I've mentioned my addiction to Bikram yoga in this column before. Alas, my three children leave me little time to practice these days. That's why I'm looking forward to Bikram Yoga Manchester's Family Yoga Night and Pot Luck this Saturday at 4 p.m. A regular Bikram yoga class is 90 minutes in a hot room. Studio owner Pubali Campbell promises this family-friendly version will only be 45 minutes and the heat will be off. The best part is the class is free, but attendees are asked to bring something to share for the post-class potluck. Sounds like a great Saturday evening activity to get some exercise, get your kids out of the house and meet some new friends. Bikram Yoga Manchester is located in the annex building behind Mill West at 195 McGregor St.

Give with golf



Want a good laugh? Join me at the Amoskeag Community Volunteers' 10th Cookie Classic Golf Tournament in a couple of weeks. I've played golf once before in a tournament about six years ago. It was so embarrassing I vowed never to do it again. But the Amoskeag Community Volunteers (ACV) is important to me and I've decided it's a good enough reason to humiliate myself again.

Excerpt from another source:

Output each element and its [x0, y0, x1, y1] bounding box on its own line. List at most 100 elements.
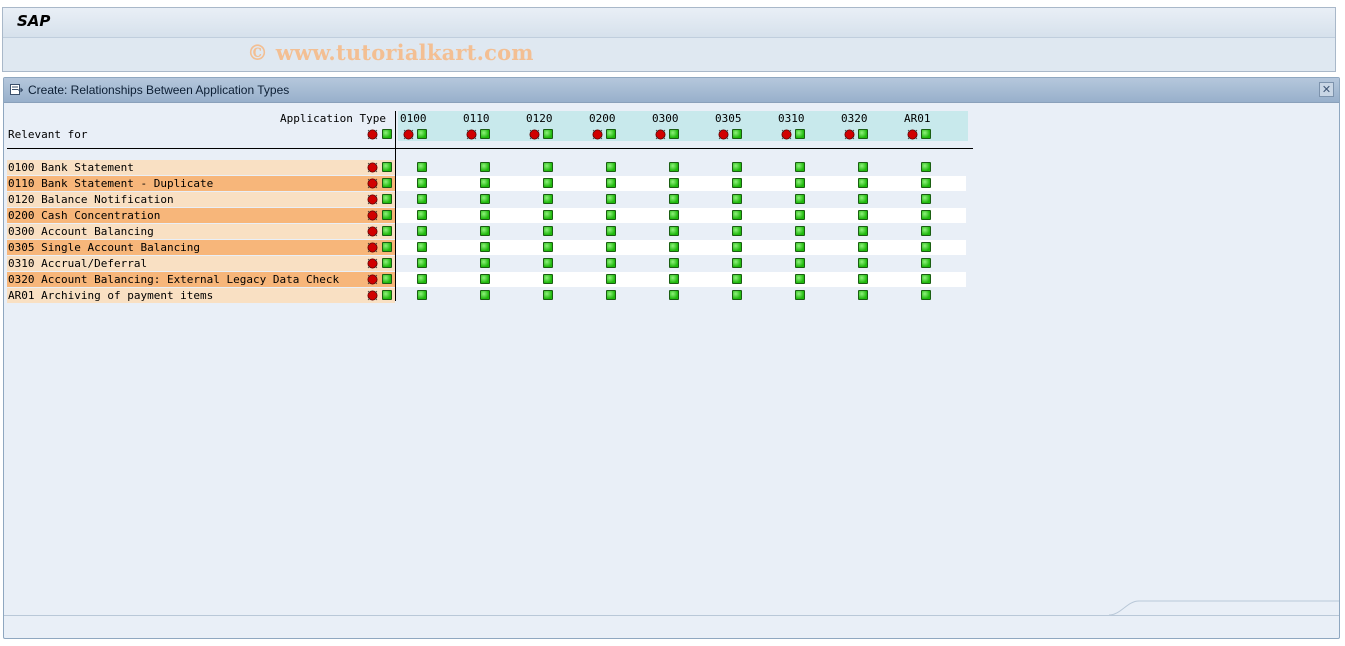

ACV is a volunteer organization of women focused on improving the community and promoting volunteerism in the Greater Manchester area. It was once called the Manchester Junior Woman's Club, but as more women began working outside the home, it became harder to attract younger members and the group decided that, given their average age, it was no longer appropriate to be considered “junior.”

After vowing not to join anymore nonprofit groups until my kids were out of diapers, I was talked into joining ACV by my friend Lisa Boucher over a couple of cocktails two years ago. I may have regretted the cocktails, but I've never regretted my decision to join the club. In addition to having a lot of fun, the ACV ladies clean yards for the elderly every fall as part of the Easter Seals Seniors Count program, serve a monthly meal at Roca Kids Club, and hold fundraisers. The best part is using the money to help individuals in our community who are in need. We give them money or gift cards to help them pay a bill or buy groceries and prescriptions when times get tough, especially during the holidays.

The Cookie Classic, named for a friend of the club named Mike Cook who passed away far too young, is our biggest fundraiser. This year it will be played at Candia Woods on Friday, Sept. 21. Since it's our 10th event, we'd like it to be our biggest yet and we're hoping for 100 golfers.

The cost is $125 per player or $480 per foursome for 18 holes of golf and lunch. Plus, at no additional charge, you get to witness me hack up the course. If you're interested in playing in our tournament or you want to learn more about ACV, visit www.acvnh.org.

NH365.ORG Event of the Week



Downtown chefs will be paired with shopkeepers to offer menu samples inside their partner's retail location at the 9th annual Taste of Downtown on Wednesday. For $20 you can spend the evening strolling to each location to taste the fine cuisine, shop and listen to music along Elm and Hanover streets from 5 to 8 p.m. There will only be 1,000 tickets sold. Prices go up to $25 the day of the event, so purchase your tickets today. You can get them at the Intown Manchester offices at the Brady Sullivan Plaza at 1000 Elm St. or online at www.intownmanchester.com.